A stunning piece of architecture, the Old State House is the oldest and most significant public building on the Freedom Trail–and also the most photographed! Go inside and find out how the great patriot Samuel Adams defied the Royal Governor. Find out why John Adams declared that “independence was born” here. Imagine the first reading of the Declaration of Independence to the citizens of Boston from the east balcony in 1776 and then, 200 years later, Queen Elizabeth II standing on the very same balcony, surrounded by thousands of cheering Americans who gathered to celebrate our bicentennial!

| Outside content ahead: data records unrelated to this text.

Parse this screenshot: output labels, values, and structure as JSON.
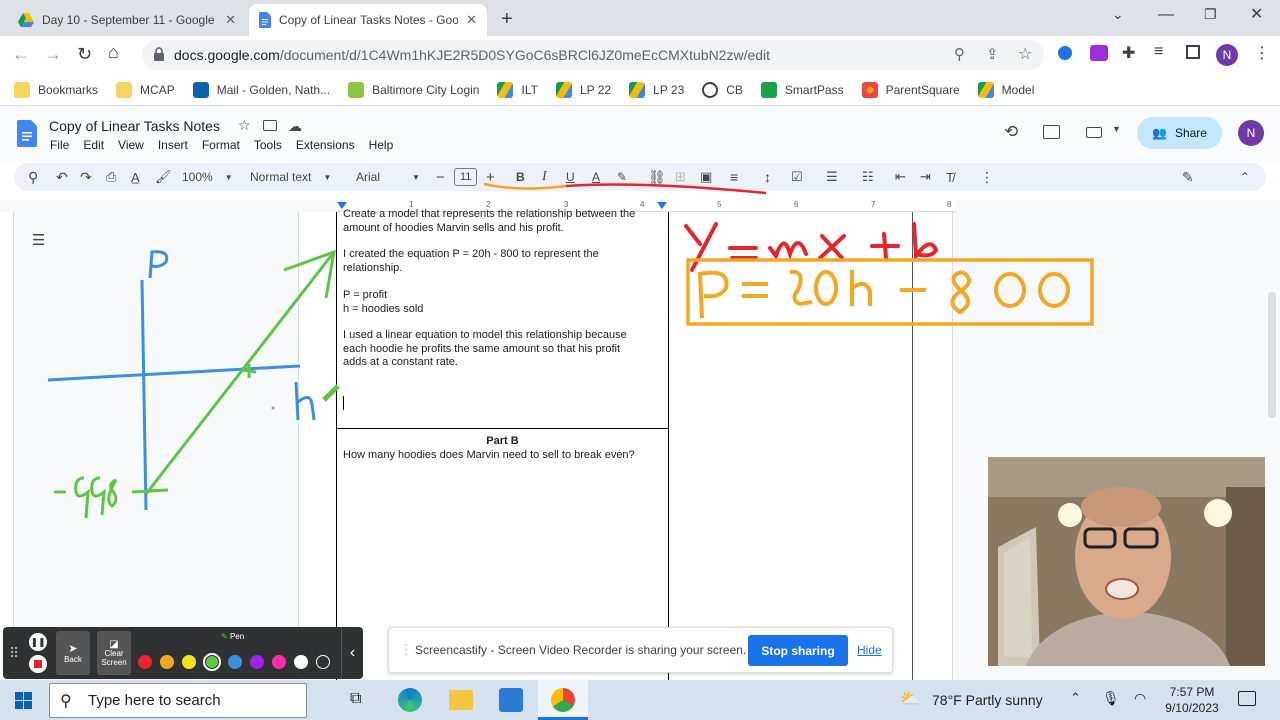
{
  "browser": {
    "tabs": [
      {
        "title": "Day 10 - September 11 - Google",
        "active": false
      },
      {
        "title": "Copy of Linear Tasks Notes - Goo",
        "active": true
      }
    ],
    "url_domain": "docs.google.com",
    "url_path": "/document/d/1C4Wm1hKJE2R5D0SYGoC6sBRCl6JZ0meEcCMXtubN2zw/edit",
    "profile_initial": "N",
    "bookmarks": [
      {
        "label": "Bookmarks",
        "icon": "folder-icon"
      },
      {
        "label": "MCAP",
        "icon": "folder-icon"
      },
      {
        "label": "Mail - Golden, Nath...",
        "icon": "outlook-icon"
      },
      {
        "label": "Baltimore City Login",
        "icon": "clever-icon"
      },
      {
        "label": "ILT",
        "icon": "drive-icon"
      },
      {
        "label": "LP 22",
        "icon": "drive-icon"
      },
      {
        "label": "LP 23",
        "icon": "drive-icon"
      },
      {
        "label": "CB",
        "icon": "shield-icon"
      },
      {
        "label": "SmartPass",
        "icon": "smartpass-icon"
      },
      {
        "label": "ParentSquare",
        "icon": "parentsquare-icon"
      },
      {
        "label": "Model",
        "icon": "drive-icon"
      }
    ]
  },
  "docs": {
    "title": "Copy of Linear Tasks Notes",
    "menu": [
      "File",
      "Edit",
      "View",
      "Insert",
      "Format",
      "Tools",
      "Extensions",
      "Help"
    ],
    "share_label": "Share",
    "user_initial": "N",
    "toolbar": {
      "zoom": "100%",
      "style": "Normal text",
      "font": "Arial",
      "font_size": "11"
    },
    "ruler_numbers": [
      "1",
      "2",
      "3",
      "4",
      "5",
      "6",
      "7",
      "8"
    ]
  },
  "document": {
    "partA_lines": [
      "Create a model that represents the relationship between the",
      "amount of hoodies Marvin sells and his profit."
    ],
    "equation_lines": [
      "I created the equation P = 20h - 800 to represent the",
      "relationship."
    ],
    "variables": [
      "P = profit",
      "h = hoodies sold"
    ],
    "reason_lines": [
      "I used a linear equation to model this relationship because",
      "each hoodie he profits the same amount so that his profit",
      "adds at a constant rate."
    ],
    "partB_title": "Part B",
    "partB_question": "How many hoodies does Marvin need to sell to break even?"
  },
  "handwriting": {
    "slope_form": "y = mx + b",
    "equation": "P = 20h - 800",
    "axis_y": "P",
    "axis_x": "h",
    "intercept": "-800",
    "colors": {
      "red": "#e8242a",
      "orange": "#f5a623",
      "blue": "#3b8fe0",
      "green": "#5cc641"
    }
  },
  "annotation_toolbar": {
    "tool_label": "Pen",
    "back_label": "Back",
    "clear_label": "Clear Screen",
    "colors": [
      "#e8242a",
      "#f5a623",
      "#f7e11b",
      "#5cc641",
      "#3b8fe0",
      "#a020f0",
      "#ff2aa8",
      "#ffffff",
      "#2f3133"
    ]
  },
  "share_banner": {
    "message": "Screencastify - Screen Video Recorder is sharing your screen.",
    "stop_label": "Stop sharing",
    "hide_label": "Hide"
  },
  "taskbar": {
    "search_placeholder": "Type here to search",
    "weather": "78°F  Partly sunny",
    "time": "7:57 PM",
    "date": "9/10/2023"
  }
}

Revolutionary Boston(SM) at the Old State House is one of the most historically-charged museums in America, and your trip to Boston won’t be complete without a visit inside!
Located downtown in the heart of the Financial District, the State House is a highly-recognizable landmark that is set in stark contrast to the skyscrapers and other modern structures that create the skyline of modern-day Boston. The Old State House is situated along the Freedom Trail, a red-brick path that guides visitors along a physical history of this former colonial stronghold, beginning at Boston Common and ending in the city’s naval hub and site of the Battle of Bunker Hill, Charlestown. Revolutionary Boston® at the Old State House is perhaps the most popular stop along the trail, given the prominent and momentous events that took place here, and its location near the actual site of the Boston Massacre.
Revolutionary Boston(SM)at the Old State House Museum visits feature a free audio tour, and family-friendly exhibits that will interest and excite even the younger members of your party. Visit this crucial piece of Bostonian and American history; a building that was once the civic center of the colonies, and get in touch with the events that shaped the nation as it stands over 300 years after the Declaration of Independence was read from its balcony to a following of people yearning for freedom.